About Archive Tags RSS Feed


Some things on DNS and caching

29 March 2014 21:50

Although there wasn't too many comments on my what would you pay for? post I did get some mails.

I was reminded about this via Mario Langs post, which echoed a couple of private mails I received.

Despite being something that I take for granted, perhaps because my hosting comes from the Bytemark, people do seem willing to pay money for DNS hosting.

Which is odd. I mean you could do it very very very cheaply if you had just four virtual machines. You can get complex and be geo-fancy, and you could use anycast on a small AS, but really? You could just deploy four virtual machines0 to provide a.ns, b.ns, c.ns, d.ns, and be better than 90% of DNS hosters out there.

The thing that many people mentioned was Git-backed, or Git-based DNS. Which would be trivial if you used tinydns, and no much harder if you used bind.

I suspect I'm "not allowed" to do DNS-things for a while, due to my contract with Dyn, but it might be worth checking...

ObRandom: Beat me to it. Register gitdns.io, or similar, and configure hooks from github to compile tinydns records.

In other news I started documenting early thoughts about my caching reverse proxy, which has now got a name stockpile.

I wrote some stub code using node.js, and although it was functional it soon became callback hell:

  • Is this resource cachable?
  • Does this thing exist in the cache already?
  • Should we return the server's response to the client, archive to memcached, or do both?

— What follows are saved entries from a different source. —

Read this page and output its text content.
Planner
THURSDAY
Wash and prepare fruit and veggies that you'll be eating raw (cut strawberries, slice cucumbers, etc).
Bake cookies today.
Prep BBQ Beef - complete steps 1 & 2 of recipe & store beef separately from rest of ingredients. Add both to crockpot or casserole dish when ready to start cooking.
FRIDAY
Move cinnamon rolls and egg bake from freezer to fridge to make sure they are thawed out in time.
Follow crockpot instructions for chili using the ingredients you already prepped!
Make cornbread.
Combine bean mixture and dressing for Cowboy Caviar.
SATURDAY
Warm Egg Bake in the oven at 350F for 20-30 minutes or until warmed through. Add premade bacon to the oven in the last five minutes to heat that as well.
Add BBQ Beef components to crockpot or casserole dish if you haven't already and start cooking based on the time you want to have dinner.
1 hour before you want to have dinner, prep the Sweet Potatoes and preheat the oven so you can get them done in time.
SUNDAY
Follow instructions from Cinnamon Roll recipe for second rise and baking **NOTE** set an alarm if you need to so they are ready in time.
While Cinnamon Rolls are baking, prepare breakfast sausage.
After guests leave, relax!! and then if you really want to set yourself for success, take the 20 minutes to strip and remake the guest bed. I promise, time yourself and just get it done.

Expressing the rules neatly is also a challenge. I want the server core to be simple and the configuration to be something like:

is_cachable ( vhost, source, request, backened )
     * If the file is static, then it is cachable.
    if ( request.url.match( /\.(jpg|png|txt|html?|gif)$/i ) ) {
        return true;

     * If there is a cookie then the answer is false.
    if ( request.has_cookie? ) { return false ; }

     * If the server is alive we'll now pass the remainder through it
     * if not then we'll serve from the cache.
    if ( backend.alive? ) {
        return false;
    else {
        return true;

I can see there is value in judging the cachability based on the server response, but I plan to ignore that except for "Expires:", "Etag", etc ,etc)

Anyway callback hell does make me want to reexamine the existing C/C++ libraries out there. Because I think I could do better.



Comments on this entry

icon Steve Kemp at 19:27 on 29 March 2014

I realize I'm simplifying a little, as you have to cope with glue records, and some TLDs have weird requirements.

(I think it is .it who require your nameservers respond on TCP, rather than UDP.)

The biggest potential issue is that changing the IPs of nameservers is an annoyance, so you want long-term-static IPs, and ideally you want IPv6 too.

Still of all the "Run XXX as a service" DNS has to be the simplest...

icon Paul Tansom at 15:21 on 31 March 2014

I know what you mean about paying for DNS. Many domain registration agents offer the service for free (although some are pretty poor), and there are some very good free services around - I'm currently migrating, likely temporarily, to Hurricane Electric which have a nice setup and will even show you the zone file which is great for migrating to your own setup at some point.

I'd almost forgotten Dyn were still going. They bought up the service I was using a while back and, iirc, forced everyone across to a paid service. They also kicked me off the free dynamic DNS service I was using for my dad's connection because I hadn't logged into the web site - clearly a policy for jettisoning anyone not paying. The main pain there is that most consumer ADSL routers can be configured for Dyn, but aren't flexible enough to use other services.

On a more positive note, for a hosted service for only a few domains Hurricane Electric have a nice setup with good IPv6 support, proper SPF records and reverse DNS - setting up a reverse IPv6 zone was what prompted the move so I could get Google to accept mail from me over IPv6.

icon Pete Foster at 18:52 on 29 March 2014

I realised the exact same as you about DNS.

I have 4 VMs (I think a couple may actually be containers) from 4 separate providers in 4 separate locations. They cost peanuts. The only time I have had problems where DNS stopped working altogether is when it was a PEBKAC problem.